MDS Alert

Payment & Compliance:

6 RUG Patterns Your Facility Should Beware

Look closely for lost dollars, compliance red flags.

Watch out: Your RUGs have quite a story to tell. And most often it's a tale of lost payment opportunities - or sometimes one of potential compliance problems - that you'll want to catch before government watchdogs settle in for story-time.
 
To see if your Resource Utilization Groups (RUGs) are on track for fair payment, stay on the lookout for these potentially treacherous trends:
 
1. You have a high number of residents with a three-day qualifying hospital stay who RUG below the  skilled categories.

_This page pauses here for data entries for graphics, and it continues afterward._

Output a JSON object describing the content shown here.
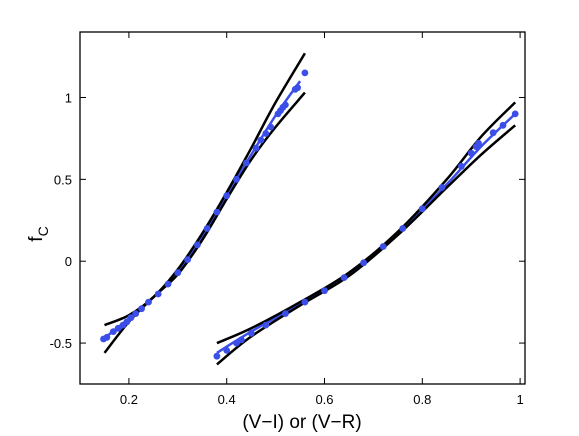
{
  "chart_data": {
    "type": "scatter",
    "title": "",
    "xlabel": "(V−I)  or (V−R)",
    "ylabel": "f",
    "ylabel_sub": "C",
    "xlim": [
      0.1,
      1.01
    ],
    "ylim": [
      -0.75,
      1.4
    ],
    "xticks": [
      0.2,
      0.4,
      0.6,
      0.8,
      1
    ],
    "xtick_labels": [
      "0.2",
      "0.4",
      "0.6",
      "0.8",
      "1"
    ],
    "yticks": [
      -0.5,
      0,
      0.5,
      1
    ],
    "ytick_labels": [
      "-0.5",
      "0",
      "0.5",
      "1"
    ],
    "grid": false,
    "colors": {
      "points": "#3b4fe8",
      "fit_line": "#3b4fe8",
      "bounds": "#000000"
    },
    "groups": [
      {
        "points": [
          [
            0.148,
            -0.475
          ],
          [
            0.155,
            -0.465
          ],
          [
            0.168,
            -0.43
          ],
          [
            0.178,
            -0.41
          ],
          [
            0.188,
            -0.39
          ],
          [
            0.196,
            -0.37
          ],
          [
            0.204,
            -0.345
          ],
          [
            0.214,
            -0.32
          ],
          [
            0.226,
            -0.29
          ],
          [
            0.24,
            -0.25
          ],
          [
            0.26,
            -0.2
          ],
          [
            0.28,
            -0.14
          ],
          [
            0.3,
            -0.07
          ],
          [
            0.32,
            0.01
          ],
          [
            0.34,
            0.1
          ],
          [
            0.36,
            0.2
          ],
          [
            0.38,
            0.3
          ],
          [
            0.4,
            0.4
          ],
          [
            0.42,
            0.5
          ],
          [
            0.44,
            0.6
          ],
          [
            0.46,
            0.69
          ],
          [
            0.47,
            0.74
          ],
          [
            0.48,
            0.78
          ],
          [
            0.49,
            0.82
          ],
          [
            0.505,
            0.9
          ],
          [
            0.51,
            0.92
          ],
          [
            0.515,
            0.94
          ],
          [
            0.52,
            0.955
          ],
          [
            0.54,
            1.05
          ],
          [
            0.545,
            1.06
          ],
          [
            0.56,
            1.15
          ]
        ],
        "fit": [
          [
            0.15,
            -0.47
          ],
          [
            0.2,
            -0.35
          ],
          [
            0.25,
            -0.22
          ],
          [
            0.3,
            -0.07
          ],
          [
            0.35,
            0.15
          ],
          [
            0.4,
            0.4
          ],
          [
            0.45,
            0.65
          ],
          [
            0.5,
            0.89
          ],
          [
            0.55,
            1.1
          ]
        ],
        "upper_bound": [
          [
            0.15,
            -0.39
          ],
          [
            0.2,
            -0.33
          ],
          [
            0.25,
            -0.22
          ],
          [
            0.3,
            -0.05
          ],
          [
            0.35,
            0.17
          ],
          [
            0.4,
            0.42
          ],
          [
            0.45,
            0.69
          ],
          [
            0.5,
            0.97
          ],
          [
            0.56,
            1.27
          ]
        ],
        "lower_bound": [
          [
            0.15,
            -0.56
          ],
          [
            0.2,
            -0.37
          ],
          [
            0.25,
            -0.22
          ],
          [
            0.3,
            -0.08
          ],
          [
            0.35,
            0.13
          ],
          [
            0.4,
            0.38
          ],
          [
            0.45,
            0.62
          ],
          [
            0.5,
            0.82
          ],
          [
            0.56,
            1.03
          ]
        ]
      },
      {
        "points": [
          [
            0.38,
            -0.58
          ],
          [
            0.4,
            -0.545
          ],
          [
            0.42,
            -0.5
          ],
          [
            0.43,
            -0.48
          ],
          [
            0.45,
            -0.44
          ],
          [
            0.48,
            -0.39
          ],
          [
            0.52,
            -0.32
          ],
          [
            0.56,
            -0.25
          ],
          [
            0.6,
            -0.18
          ],
          [
            0.64,
            -0.1
          ],
          [
            0.68,
            -0.01
          ],
          [
            0.72,
            0.09
          ],
          [
            0.76,
            0.2
          ],
          [
            0.8,
            0.32
          ],
          [
            0.84,
            0.45
          ],
          [
            0.88,
            0.58
          ],
          [
            0.9,
            0.66
          ],
          [
            0.91,
            0.7
          ],
          [
            0.915,
            0.72
          ],
          [
            0.945,
            0.785
          ],
          [
            0.965,
            0.83
          ],
          [
            0.99,
            0.9
          ]
        ],
        "fit": [
          [
            0.38,
            -0.56
          ],
          [
            0.45,
            -0.43
          ],
          [
            0.55,
            -0.26
          ],
          [
            0.65,
            -0.08
          ],
          [
            0.75,
            0.17
          ],
          [
            0.85,
            0.47
          ],
          [
            0.92,
            0.7
          ],
          [
            0.99,
            0.9
          ]
        ],
        "upper_bound": [
          [
            0.38,
            -0.5
          ],
          [
            0.45,
            -0.41
          ],
          [
            0.55,
            -0.25
          ],
          [
            0.65,
            -0.07
          ],
          [
            0.75,
            0.18
          ],
          [
            0.85,
            0.5
          ],
          [
            0.92,
            0.76
          ],
          [
            0.99,
            0.97
          ]
        ],
        "lower_bound": [
          [
            0.38,
            -0.63
          ],
          [
            0.45,
            -0.46
          ],
          [
            0.55,
            -0.27
          ],
          [
            0.65,
            -0.09
          ],
          [
            0.75,
            0.16
          ],
          [
            0.85,
            0.45
          ],
          [
            0.92,
            0.65
          ],
          [
            0.99,
            0.83
          ]
        ]
      }
    ]
  }
}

Facilities should look at each one of these patients to find out why they aren't scoring higher, suggests Gary Woessner, principal of Woessner Healthcare Consulting in Edina, MN. "Oftentimes, you'll find that the MDS has not been scored accurately - for example, the activities of daily living weren't recorded over a 24-hour period," he says. "Or the MDS fails to capture the resident's diseases in Section I - or the resident's IV during the hospital stay." Perhaps your MDS staff didn't project therapy minutes accurately (for details on how to capture therapy minutes on the MDS, see "Don't Let Therapy Minutes Slip By The MDS").
 
2. A lot of days are billed at the default rate. "Default rates not only represent outliers - facilities should view them as sentinel events," suggests Diane Atchinson, RN-CS, MSN, ANP, president of DPA Associates in Kansas City, MO. If you use the default rate a lot, you probably aren't managing the MDS process like you should, Atchinson stresses to facilities. "For example, perhaps the facility isn't providing the support required to complete the MDS during the required deadlines."
 
Default days can also pile up when the MDS staff doesn't pull together an MDS on patients who are only in the facility for a day or two. (For details on how to avoid the default rate, see the next issue of MDS Alert.)
 
3. Some RUGs seem too low for certain types of patients. "Most recent stroke patients, for example, should receive or project higher than rehab medium," Woessner advises.
 
"These patients typically have deficits that require the skills of all three therapy disciplines - for example, stroke patients may have hemiparesis, speech, language, or swallowing problems. Such a resident would typically need more than a half hour of therapy a day five days a week, which is typical for the rehab medium category."
 
4. The facility is showing a very low utilization of rehab low. A benchmarking analysis may show the facility is under-utilizing the rehab low category, Woessner says. "That category was carefully designed to provide residents with an appropriate 'bridge' between intensive therapy services and no therapy," he notes. "By using this category, the facility can help residents sustain their clinical outcomes," he emphasizes.
 
Reminder: To qualify for rehab low, the resident must also receive restorative nursing services (15 minutes of two restorative activities over six days during the lookback). Many facilities actually provide restorative nursing care but don't take credit for it on the MDS - either because they don't track the required minutes or they haven't officially set up a program that meets the criteria spelled out by the Resident Assessment Instrument user's manual.
 
"Some facilities think there's some mystique surrounding restorative nursing ... where they don't know how to get started with the documentation and other requirements specified by the RAI manual so they can code it on the MDS," says Rita Roedel, MS, RN, a consultant with BDO Seidman in Milwaukee, WI. (For inside advice on how to provide and code restorative nursing, see the next issue of  MDS Alert.)
 
5. The facility has had a noticeable RUG spike or a shift toward higher paying categories. As part of medical review, fiscal intermediaries will look for aberrant patterns in utilization to identify possible problems or targets for further review or audit, cautions attorney Donna Thiel, with Morgan, Lewis & Bockius in Washington, D.C. And a notable change in RUGs categories might trigger their interest, she adds. "So be aware of changes in your RUGs and be prepared to explain the underlying reason - for example, a different case-mix profile or more accurate MDS assessment and scoring, or a new orthopedic program in the neighborhood hospital." Perhaps the facility is admitting more recent stroke patients who fall into the higher rehab RUGs.
 
Tip: A critical question to ask: Can you support the therapy minutes reported on the MDS with documentation in the clinical record? "You have to determine and strictly follow Medicare medical necessity requirements," emphasizes Carol Job, RN, consultant with Myers and Stauffer in Topeka, KS. And keep in mind: Nursing has some accountability for determining medical necessity of therapy requirements. The RAI manual says the "licensed therapist, in conjunction with the physician and nursing administration, is responsible for determining the necessity ... for therapy services" (p. 3-185).